The acute phase is symptomatic in non-immune subjects and arises 4 to 6 weeks after contamination. The clinical signs are attributed to an immune complex disease. In Europe, the cases observed concerned rash or uninformed travellers who had bathed in freshwater in endemic zones [1]. A fever is ubiquitous (safari fever, Katayama fever) and an infected person may also experience prostration, headache, myalgia and night sweats. A variable set of skin symptoms may also be present, including rash, urticaria and facial oedema. Some patients may also present with hepatosplenomegaly. The clinical signs are more pronounced when the infection is caused by S. mansoni and S. japonicum. The total blood count may show hyperleukocytosis with hypereosinophilia, indicative of ongoing helminthiasis. It can be difficult to obtain concrete proof at this stage since the patient may not yet be excreting eggs and serology test results can be inconclusive. The examinations must be repeated. This phase is of variable duration. The course tends towards an improvement in the clinical signs, even when no treatment is given, or progression towards the chronic phase which starts about three months after the contaminating event.

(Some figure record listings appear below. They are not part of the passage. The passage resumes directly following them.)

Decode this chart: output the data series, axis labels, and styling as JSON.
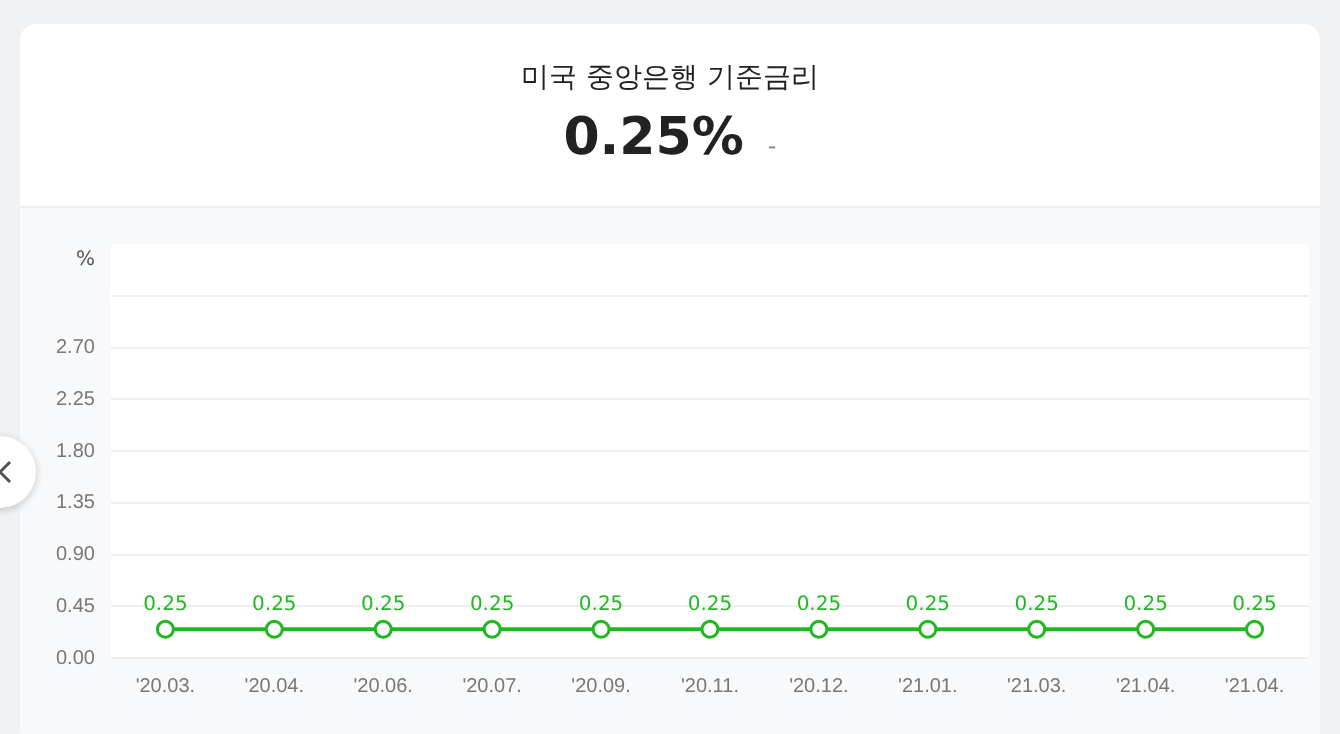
{
  "chart_data": {
    "type": "line",
    "title": "미국 중앙은행 기준금리",
    "subtitle": "0.25%",
    "annotations": [
      "-"
    ],
    "ylabel": "%",
    "categories": [
      "'20.03.",
      "'20.04.",
      "'20.06.",
      "'20.07.",
      "'20.09.",
      "'20.11.",
      "'20.12.",
      "'21.01.",
      "'21.03.",
      "'21.04.",
      "'21.04."
    ],
    "series": [
      {
        "color": "#22b722",
        "values": [
          0.25,
          0.25,
          0.25,
          0.25,
          0.25,
          0.25,
          0.25,
          0.25,
          0.25,
          0.25,
          0.25
        ]
      }
    ],
    "ylim": [
      0,
      3.6
    ],
    "yticks": [
      {
        "value": 0,
        "label": "0.00"
      },
      {
        "value": 0.45,
        "label": "0.45"
      },
      {
        "value": 0.9,
        "label": "0.90"
      },
      {
        "value": 1.35,
        "label": "1.35"
      },
      {
        "value": 1.8,
        "label": "1.80"
      },
      {
        "value": 2.25,
        "label": "2.25"
      },
      {
        "value": 2.7,
        "label": "2.70"
      },
      {
        "value": 3.15,
        "label": null
      }
    ],
    "grid": "y",
    "legend": false,
    "marker": "circle",
    "line_style": "solid",
    "data_labels": true
  }
}
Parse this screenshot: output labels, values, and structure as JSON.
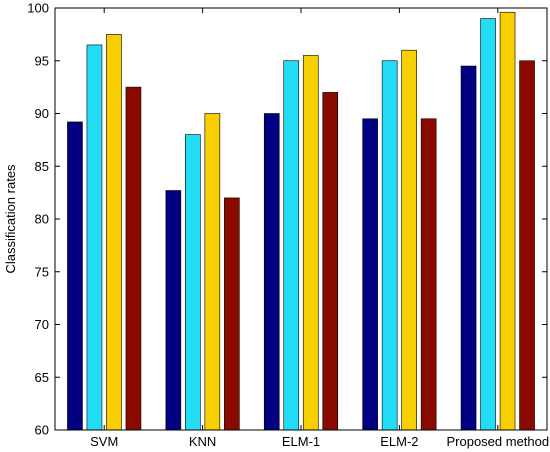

The cutaneous lesions observed during the chronic phase of schistosomiasis consist of clusters of bilharzian granulomas located in the dermis; they are most frequently caused by S. haematobium. In most cases, it is these cutaneous signs that give away the underlying disease in a patient with minimal or no clinical symptoms. In a few cases, these lesions have appeared a few months after massive infestation resulting in myelitis.

The extragenital cutaneous forms have a singular appearance, with small, firm, sometimes hyperpigmented and itchy papules arising singly or in clusters [2]. They are located on the trunk or may have a zoniform distribution in the peri-umbilical, iliac fossae and lumbar regions. The cases reported concern children living in endemic zones or recently infected adults.

Genital and peri-anal involvement [2, 3] is more common in women and presents as pseudo-tumoural lesions of the labia or vegetating, papillomatous perineal lesions. They can be confused with other conditions such as genital warts, secondary syphilis, donovasosis or an epithelioma. In men, it is the scrotum and penis that are affected. The diagnosis is made on the basis of a skin biopsy showing egg-containing granulomas. It is not always easy to identify the species responsible from a histology sample.

This can be achieved by a parasitology work-up with analysis of the urine and/or stools, a superficial biopsy of the rectal mucosa if the former examination is negative, and serology.


The recommended treatment is praziquantel (Biltricide®), a pyrazino-isoquinolein derivative, which has the advantage of being active against all schistosome species and the larvae aged over 15 days old. It is well tolerated, with approximately 20% of treated patients experiencing adverse effects including abdominal pain, nausea, headaches, vertigo and somnolence. It is contraindicated during pregnancy.


The regimen varies depending on the causative species: 40 mg/kg in one or two doses for S. haematobium, S. mansoni and S. intercalatum; 60 mg/kg in two intakes for the species found in the Far East.

Specific treatment during the invasive phase is not recommended since it is ineffective and may even aggravate the symptoms and signs of the disease. Systemic complications can be treated with corticosteroids. Biltricide® is not recommended during this phase until the eggs are found in the excreta but is mandatory during the chronic phase, it must be used only at this phase.

After treatment, the pruritic-type lesions observed during the status stage regress over a few months. Medical treatment is often insufficient for the genital and perineal lesions which often require surgical excision.